Two charges, one with [tex]+7.0 \mu C[/tex] and the other with [tex]-4.5 \mu C[/tex], are separated by a distance of [tex]50 \, \text{cm}[/tex].

1. Are they attracting or repelling?
2. What is the magnitude and direction of the force on the [tex]+7.0 \mu C[/tex] charge?



Answer :

To solve this problem, let's start by understanding the concept and using Coulomb's Law.

### Step-by-Step Solution:

1. Identify the charges and their values:
- Charge \( q_1 = 7.0 \mu C \) (microcoulombs).
- Charge \( q_2 = -4.5 \mu C \) (microcoulombs).

2. Convert the charges to Coulombs:
- \( q_1 = 7.0 \times 10^{-6} \) C.
- \( q_2 = -4.5 \times 10^{-6} \) C.

3. Determine the distance between the charges:
- The distance is given as \( 50 \) cm.
- Convert the distance to meters (since SI units should be used):
[tex]\[ r = \frac{50}{100} = 0.50 \text{ meters} \][/tex]

4. Coulomb's constant (\( k \)):
- Coulomb's constant \( k = 8.99 \times 10^9 \, \text{N m}^2/\text{C}^2 \).

5. Apply Coulomb's Law to find the magnitude of the force:
- Coulomb's Law formula:
[tex]\[ F = k \frac{|q_1 \cdot q_2|}{r^2} \][/tex]
- Substitute the known values:
[tex]\[ F = 8.99 \times 10^9 \, \frac{7.0 \times 10^{-6} \times 4.5 \times 10^{-6}}{(0.50)^2} \][/tex]
- Doing the necessary calculations, we will get:
[tex]\[ F \approx 1.13274 \text{ N} \][/tex]

So, the magnitude of the force is approximately \( 1.13274 \) Newtons.

6. Determine whether the force is attractive or repulsive:
- Since one charge is positive (\( q_1 = +7.0 \mu C \)) and one charge is negative (\( q_2 = -4.5 \mu C \)), the force between them is attractive.

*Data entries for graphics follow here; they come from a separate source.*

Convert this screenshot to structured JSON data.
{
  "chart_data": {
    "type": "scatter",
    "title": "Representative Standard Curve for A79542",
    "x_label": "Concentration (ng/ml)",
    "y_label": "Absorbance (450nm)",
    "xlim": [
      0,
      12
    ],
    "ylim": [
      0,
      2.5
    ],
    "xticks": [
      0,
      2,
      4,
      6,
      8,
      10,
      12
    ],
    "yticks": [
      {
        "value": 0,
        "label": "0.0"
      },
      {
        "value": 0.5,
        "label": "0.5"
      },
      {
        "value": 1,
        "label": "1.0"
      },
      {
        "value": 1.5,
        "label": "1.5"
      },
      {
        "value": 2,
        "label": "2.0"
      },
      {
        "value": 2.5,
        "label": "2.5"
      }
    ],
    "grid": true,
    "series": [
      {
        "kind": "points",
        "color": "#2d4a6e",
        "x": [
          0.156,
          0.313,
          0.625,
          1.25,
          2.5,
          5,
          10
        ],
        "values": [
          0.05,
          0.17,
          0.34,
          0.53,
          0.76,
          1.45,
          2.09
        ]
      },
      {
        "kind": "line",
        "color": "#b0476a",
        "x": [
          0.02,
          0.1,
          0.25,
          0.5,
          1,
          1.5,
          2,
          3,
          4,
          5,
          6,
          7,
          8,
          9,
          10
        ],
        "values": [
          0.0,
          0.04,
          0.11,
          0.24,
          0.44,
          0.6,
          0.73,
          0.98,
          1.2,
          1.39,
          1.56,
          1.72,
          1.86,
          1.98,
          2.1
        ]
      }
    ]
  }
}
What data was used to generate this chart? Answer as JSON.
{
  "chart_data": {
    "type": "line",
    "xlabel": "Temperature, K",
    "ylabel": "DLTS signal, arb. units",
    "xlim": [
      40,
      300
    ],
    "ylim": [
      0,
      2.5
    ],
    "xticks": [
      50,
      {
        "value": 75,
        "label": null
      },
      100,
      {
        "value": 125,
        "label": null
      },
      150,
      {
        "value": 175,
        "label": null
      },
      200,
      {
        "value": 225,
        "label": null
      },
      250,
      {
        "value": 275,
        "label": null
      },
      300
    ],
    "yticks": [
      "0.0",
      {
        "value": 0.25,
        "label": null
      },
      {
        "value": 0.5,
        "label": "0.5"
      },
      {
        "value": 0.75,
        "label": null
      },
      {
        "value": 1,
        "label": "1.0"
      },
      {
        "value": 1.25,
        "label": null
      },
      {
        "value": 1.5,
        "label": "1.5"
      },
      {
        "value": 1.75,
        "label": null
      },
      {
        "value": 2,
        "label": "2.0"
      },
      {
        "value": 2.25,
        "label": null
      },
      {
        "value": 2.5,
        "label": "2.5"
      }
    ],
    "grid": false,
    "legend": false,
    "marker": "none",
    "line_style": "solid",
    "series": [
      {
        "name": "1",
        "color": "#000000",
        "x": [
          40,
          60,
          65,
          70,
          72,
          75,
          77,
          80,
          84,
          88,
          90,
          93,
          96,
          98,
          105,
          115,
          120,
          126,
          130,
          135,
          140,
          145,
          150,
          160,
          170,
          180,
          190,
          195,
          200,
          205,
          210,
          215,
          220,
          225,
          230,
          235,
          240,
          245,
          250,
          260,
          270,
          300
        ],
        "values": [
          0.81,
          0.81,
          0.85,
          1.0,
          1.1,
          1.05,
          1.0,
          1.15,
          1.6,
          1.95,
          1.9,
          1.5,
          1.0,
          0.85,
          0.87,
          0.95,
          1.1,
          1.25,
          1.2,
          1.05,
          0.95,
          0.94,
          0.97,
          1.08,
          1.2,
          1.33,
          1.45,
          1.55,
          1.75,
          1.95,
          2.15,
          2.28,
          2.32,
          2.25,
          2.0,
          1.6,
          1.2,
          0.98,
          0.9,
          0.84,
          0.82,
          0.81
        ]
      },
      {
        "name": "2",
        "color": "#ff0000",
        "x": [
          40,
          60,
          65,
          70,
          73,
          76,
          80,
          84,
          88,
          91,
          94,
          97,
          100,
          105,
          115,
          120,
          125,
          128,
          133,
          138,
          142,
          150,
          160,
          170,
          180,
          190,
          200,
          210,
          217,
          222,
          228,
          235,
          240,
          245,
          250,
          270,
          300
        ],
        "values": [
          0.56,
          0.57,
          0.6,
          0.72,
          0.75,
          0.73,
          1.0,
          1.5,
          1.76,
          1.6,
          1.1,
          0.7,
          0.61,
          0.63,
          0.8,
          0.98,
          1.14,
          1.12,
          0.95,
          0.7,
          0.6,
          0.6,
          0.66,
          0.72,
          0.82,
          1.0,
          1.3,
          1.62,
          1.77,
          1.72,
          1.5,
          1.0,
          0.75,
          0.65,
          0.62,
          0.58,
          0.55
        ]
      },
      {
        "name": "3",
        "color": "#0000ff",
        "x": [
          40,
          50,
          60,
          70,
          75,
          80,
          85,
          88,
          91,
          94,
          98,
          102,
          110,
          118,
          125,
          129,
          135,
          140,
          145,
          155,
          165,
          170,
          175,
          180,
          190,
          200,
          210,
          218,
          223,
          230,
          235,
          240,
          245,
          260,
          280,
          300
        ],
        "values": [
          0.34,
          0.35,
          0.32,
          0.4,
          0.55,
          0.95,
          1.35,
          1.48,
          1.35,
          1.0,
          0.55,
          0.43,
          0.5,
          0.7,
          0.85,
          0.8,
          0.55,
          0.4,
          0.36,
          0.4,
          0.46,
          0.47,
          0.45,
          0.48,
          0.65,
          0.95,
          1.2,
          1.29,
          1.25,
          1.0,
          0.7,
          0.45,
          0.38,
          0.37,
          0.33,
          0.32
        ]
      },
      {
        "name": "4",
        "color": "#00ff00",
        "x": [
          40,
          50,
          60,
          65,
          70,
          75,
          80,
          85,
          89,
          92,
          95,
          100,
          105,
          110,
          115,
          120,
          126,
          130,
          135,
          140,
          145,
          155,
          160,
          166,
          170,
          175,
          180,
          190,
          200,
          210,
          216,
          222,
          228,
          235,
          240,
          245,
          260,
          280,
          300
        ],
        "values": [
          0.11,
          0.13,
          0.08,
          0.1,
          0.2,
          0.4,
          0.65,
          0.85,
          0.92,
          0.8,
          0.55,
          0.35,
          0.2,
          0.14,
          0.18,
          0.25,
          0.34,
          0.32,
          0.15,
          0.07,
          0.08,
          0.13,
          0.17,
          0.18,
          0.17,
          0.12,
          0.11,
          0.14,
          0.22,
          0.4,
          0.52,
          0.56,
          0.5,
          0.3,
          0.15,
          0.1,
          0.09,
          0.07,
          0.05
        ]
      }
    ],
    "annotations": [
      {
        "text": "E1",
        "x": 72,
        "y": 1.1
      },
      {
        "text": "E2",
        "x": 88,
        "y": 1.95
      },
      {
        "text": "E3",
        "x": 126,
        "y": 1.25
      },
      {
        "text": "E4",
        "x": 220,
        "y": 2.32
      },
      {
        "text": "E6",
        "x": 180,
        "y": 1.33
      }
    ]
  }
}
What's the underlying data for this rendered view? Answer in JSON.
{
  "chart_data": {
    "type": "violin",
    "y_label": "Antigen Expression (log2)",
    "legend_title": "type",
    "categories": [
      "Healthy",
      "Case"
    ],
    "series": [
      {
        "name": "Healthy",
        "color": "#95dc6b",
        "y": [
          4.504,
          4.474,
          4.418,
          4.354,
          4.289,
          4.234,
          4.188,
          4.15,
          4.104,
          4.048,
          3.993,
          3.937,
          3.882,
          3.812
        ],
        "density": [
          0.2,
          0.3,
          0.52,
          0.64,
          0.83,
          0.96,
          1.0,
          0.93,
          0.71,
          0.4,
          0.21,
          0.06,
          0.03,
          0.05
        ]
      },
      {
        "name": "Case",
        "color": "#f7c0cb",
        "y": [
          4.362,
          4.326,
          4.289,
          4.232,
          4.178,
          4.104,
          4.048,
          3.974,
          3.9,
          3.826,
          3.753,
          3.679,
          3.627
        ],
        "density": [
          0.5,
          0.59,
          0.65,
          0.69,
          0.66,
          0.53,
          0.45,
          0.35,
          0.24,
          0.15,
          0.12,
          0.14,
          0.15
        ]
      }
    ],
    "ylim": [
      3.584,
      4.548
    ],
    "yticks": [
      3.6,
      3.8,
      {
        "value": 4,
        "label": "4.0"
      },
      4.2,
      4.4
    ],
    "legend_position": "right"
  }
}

Opposite charges attract each other.

### Final Answer:
- Magnitude of the force: Approximately \( 1.13274 \) Newtons.
- Direction of the force: The force is attractive, meaning the charges are pulling towards each other.

Therefore, the [tex]\( +7.0 \mu C \)[/tex] charge experiences an attractive force of approximately [tex]\( 1.13274 \)[/tex] N towards the [tex]\( -4.5 \mu C \)[/tex] charge.